ワイン人気が続くのも、まさに理想的な食中酒が求められている時代を反映してのことなのでしょう。
今夜は『新政 ラピス』の酸味のあるお酒に、青み魚の焼き物で美味しくいただきました!!
新政酒造の紹介
新政を世に知らしめたのは五代目卯兵衛氏で、醸造技術の研鑽を進める中、現在使用されている最古の清酒酵母となった『きょうかい6号酵母』を誕生させたことにつきるでしょう。
そんな伝統のある蔵元に、現社長の八代目当主佐藤祐輔さんは2007年に蔵に戻り、次々と原料、設備、造りなどの大胆な改革を始めます。
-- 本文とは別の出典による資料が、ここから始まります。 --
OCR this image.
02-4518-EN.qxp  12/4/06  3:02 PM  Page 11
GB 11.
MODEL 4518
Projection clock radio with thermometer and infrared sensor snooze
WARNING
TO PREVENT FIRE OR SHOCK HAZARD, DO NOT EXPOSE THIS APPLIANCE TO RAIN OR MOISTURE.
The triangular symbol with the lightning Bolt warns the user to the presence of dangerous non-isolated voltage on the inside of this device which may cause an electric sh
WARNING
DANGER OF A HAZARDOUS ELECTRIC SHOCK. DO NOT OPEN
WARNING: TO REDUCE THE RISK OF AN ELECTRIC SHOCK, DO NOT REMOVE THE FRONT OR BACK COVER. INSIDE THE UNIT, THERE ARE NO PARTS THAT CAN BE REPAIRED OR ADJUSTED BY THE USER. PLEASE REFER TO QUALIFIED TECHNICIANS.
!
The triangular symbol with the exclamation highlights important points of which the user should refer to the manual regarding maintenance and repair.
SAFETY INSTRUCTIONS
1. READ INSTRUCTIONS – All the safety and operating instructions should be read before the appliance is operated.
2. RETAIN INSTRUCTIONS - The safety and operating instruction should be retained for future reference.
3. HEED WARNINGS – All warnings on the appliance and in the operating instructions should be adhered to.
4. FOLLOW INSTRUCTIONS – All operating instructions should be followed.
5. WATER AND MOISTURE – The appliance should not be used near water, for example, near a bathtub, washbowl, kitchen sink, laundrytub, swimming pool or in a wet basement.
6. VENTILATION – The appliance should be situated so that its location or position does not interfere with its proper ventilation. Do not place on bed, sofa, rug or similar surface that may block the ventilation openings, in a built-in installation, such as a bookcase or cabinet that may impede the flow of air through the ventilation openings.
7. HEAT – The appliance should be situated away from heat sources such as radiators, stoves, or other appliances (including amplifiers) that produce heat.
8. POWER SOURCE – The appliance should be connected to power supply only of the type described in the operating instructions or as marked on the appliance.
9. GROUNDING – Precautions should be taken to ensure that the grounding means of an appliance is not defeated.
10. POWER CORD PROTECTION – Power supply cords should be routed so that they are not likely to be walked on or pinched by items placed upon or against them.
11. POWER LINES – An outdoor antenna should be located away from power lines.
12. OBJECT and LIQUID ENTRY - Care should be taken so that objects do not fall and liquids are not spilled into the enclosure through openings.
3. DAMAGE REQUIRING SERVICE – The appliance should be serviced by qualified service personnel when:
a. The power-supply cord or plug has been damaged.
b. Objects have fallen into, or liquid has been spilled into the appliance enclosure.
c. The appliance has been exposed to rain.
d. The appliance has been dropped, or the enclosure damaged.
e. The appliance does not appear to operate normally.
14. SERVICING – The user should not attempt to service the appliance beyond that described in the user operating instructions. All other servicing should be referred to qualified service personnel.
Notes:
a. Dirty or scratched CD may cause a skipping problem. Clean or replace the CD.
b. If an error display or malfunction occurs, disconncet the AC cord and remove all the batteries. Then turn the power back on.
祐輔さんの酒造りの方針は『100%秋田県産米使用』『全量生酛造り』『使用酵母は6号のみ』の純米酒造りを掲げます。 当初は地元向けブランドの『新政』がありましたが、今ではテーマ別の多彩なラインナップに代わっています。
特筆すべきは、原酒の持つ旨みを失わずしてアルコール度数14度と低く抑えることに成功。 飲みやすさを演出して、ワインを好む層など新しいファンを開拓していることです。
クラシックでモダンな新政の日本酒の秘密は、こんなところにあるのかもしれませんね。
まとめ
新政の由来は、明治政府の施策「新政厚徳」(しんせいこうとく)から頂いたそうです。 「厚き徳をもって新しい政(まつりごと)をなす」という意味なんだとか。
なるべき人が古き伝統の蔵元に収まり、そして日本酒の文化再興のリーダーとして新しい政(まつりごと)をなしてくれることに期待したいですね。
それでは皆さん、今回はこれで失礼します。